Biosequence Algorithms 2005 Home Exam Questions
BSA 2005: Kotikokeen kysymykset
Return solutions to four assignments by Wednesday, March 23 at noon
(See general instructions)
Palauta ratkaisut neljään
tehtävään keskiviikkoon 23.3. klo 12:00 mennessä
(Ks. yleisiä ohjeita)
-
(Gusfield, Ex. 1.11) Let T be a text string of length m
and let S be a multiset of n
characters. The problem is to find all substrings in
T of length n that are
formed
by the characters of S. For example, let S = {a, a, b, c} and
T = abahgcabah.
Then caba is of substring of
T formed from the characters of S.
Give a solution to this problem that runs in O(m) time. The method should
also be able to state, for each position i, the length of the longest
substring in T
starting at i that can be formed from S.
Explain the correctness and the complexity of the method.
-
Implement the Boyer-Moore method with both the basic and the
extended version of the bad character rule in some programming
language and
environment which allow you to measure execution times.
(Good suffix shifts are not needed. When an occurrence has been found, shift
the pattern to the right simply by one.)
Experiment with your implementation. Report your observations on how the
basic vs. extended bad character rule effects the search time.
(You could use as your test material some bio-sequences available in public
archives; a few
somewhat randomly selected ones can be found in directory data.
You can make your target sequences long enough to get some observable times
by concatenating multiple copies together.)
-
(Gusfield, Ex. 6.3)
The relationship between the suffix tree for a string S and
for the reverse string Sr is not obvious.
However, there is a significant relationship between the two trees.
Find it, state it, and prove it. (Hint: Suffix links help.)
-
(Gusfield, Ex. 7.3) We can define the suffix tree in terms of an
Aho-Corasick
(AC) automaton, which is a compact representation of the set of given
patterns.
For a single string S we can think of the n suffixes of
S
as a set of patterns. Then one can build a suffix tree for S by first
constructing the AC tree for those n patterns, and then compressing,
into a single edge, any maximal path through nodes with only a single child.

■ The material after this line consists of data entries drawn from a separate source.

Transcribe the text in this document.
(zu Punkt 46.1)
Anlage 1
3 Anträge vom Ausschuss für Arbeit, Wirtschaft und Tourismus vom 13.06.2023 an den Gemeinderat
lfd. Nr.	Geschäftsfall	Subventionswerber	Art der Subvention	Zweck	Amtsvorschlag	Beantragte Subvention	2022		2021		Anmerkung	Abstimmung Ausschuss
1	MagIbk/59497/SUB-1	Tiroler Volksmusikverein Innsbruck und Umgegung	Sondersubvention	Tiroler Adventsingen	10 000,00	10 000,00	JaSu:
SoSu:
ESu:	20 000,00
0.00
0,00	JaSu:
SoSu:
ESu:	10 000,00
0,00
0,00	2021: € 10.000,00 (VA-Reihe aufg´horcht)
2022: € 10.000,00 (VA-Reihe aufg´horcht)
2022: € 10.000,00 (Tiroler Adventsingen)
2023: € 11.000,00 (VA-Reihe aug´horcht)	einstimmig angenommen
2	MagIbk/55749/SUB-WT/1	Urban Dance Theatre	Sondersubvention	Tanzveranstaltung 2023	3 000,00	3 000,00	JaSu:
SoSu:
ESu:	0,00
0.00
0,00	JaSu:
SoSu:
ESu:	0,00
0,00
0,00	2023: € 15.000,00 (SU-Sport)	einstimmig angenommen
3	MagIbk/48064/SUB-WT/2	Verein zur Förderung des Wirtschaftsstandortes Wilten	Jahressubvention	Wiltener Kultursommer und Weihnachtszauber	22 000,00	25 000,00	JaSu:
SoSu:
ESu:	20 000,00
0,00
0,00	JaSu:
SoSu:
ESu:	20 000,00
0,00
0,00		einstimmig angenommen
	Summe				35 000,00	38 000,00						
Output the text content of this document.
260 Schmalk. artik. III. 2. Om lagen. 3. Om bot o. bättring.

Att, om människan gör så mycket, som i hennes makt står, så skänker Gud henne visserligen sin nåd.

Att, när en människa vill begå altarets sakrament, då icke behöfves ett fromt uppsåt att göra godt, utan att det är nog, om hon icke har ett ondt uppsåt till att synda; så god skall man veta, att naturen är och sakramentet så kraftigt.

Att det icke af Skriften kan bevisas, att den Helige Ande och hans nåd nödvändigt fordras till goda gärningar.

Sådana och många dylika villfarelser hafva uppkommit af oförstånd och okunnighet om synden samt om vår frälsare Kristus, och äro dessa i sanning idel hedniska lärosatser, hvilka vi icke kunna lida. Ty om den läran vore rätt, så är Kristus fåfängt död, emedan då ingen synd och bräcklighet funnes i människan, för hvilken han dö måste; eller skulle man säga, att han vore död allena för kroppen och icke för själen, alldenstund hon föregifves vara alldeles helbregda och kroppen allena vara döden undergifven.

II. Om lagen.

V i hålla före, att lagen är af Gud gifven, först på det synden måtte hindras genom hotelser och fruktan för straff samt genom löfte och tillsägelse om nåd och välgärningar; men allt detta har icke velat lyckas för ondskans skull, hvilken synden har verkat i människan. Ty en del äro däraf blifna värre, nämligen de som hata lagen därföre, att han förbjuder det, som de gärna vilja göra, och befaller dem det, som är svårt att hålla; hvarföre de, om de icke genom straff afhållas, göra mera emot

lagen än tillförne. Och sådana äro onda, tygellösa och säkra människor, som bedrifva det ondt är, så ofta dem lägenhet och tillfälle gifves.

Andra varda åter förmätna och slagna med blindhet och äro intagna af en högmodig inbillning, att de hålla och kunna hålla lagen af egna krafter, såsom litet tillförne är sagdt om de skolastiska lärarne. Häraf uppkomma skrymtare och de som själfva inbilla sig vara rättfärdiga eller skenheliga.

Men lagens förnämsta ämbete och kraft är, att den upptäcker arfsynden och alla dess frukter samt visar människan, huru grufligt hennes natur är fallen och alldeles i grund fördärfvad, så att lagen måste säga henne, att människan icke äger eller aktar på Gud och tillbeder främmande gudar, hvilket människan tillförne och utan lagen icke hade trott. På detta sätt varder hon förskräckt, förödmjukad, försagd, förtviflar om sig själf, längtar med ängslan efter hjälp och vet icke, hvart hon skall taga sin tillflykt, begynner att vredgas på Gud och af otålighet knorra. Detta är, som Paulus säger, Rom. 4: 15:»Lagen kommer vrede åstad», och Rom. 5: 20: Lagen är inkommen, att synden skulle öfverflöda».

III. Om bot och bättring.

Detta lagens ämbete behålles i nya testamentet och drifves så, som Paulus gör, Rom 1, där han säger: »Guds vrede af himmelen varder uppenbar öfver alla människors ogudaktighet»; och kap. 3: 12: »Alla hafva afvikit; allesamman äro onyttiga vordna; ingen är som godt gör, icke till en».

If we take this approach, what is the relationship between the failure links
used in the AC automaton and the suffix links used in Ukkonen's algorithm?
Why aren't suffix trees built this way?
-
Study and explain the main ideas and the complexity results of Hirschberg's
algorithm for computing optimal alignments in linear space.
(See Gusfield, Sect. 12.1, or
"A linear space algorithm for computing maximal common subsequences"
by D. S. Hirschberg,
Communications of the ACM,
Volume 18 , Issue 6 (June 1975), 341 - 343.
(available from IP addresses of our university) Notice that
the original article presents an algorithm for computing longest
common subsequences, which is a special case of computing
optimal alignments.
-
Discuss the uses of multiple string alignment in analyzing and representing
protein families.
(See for example Sect. 14 in Gusfield.)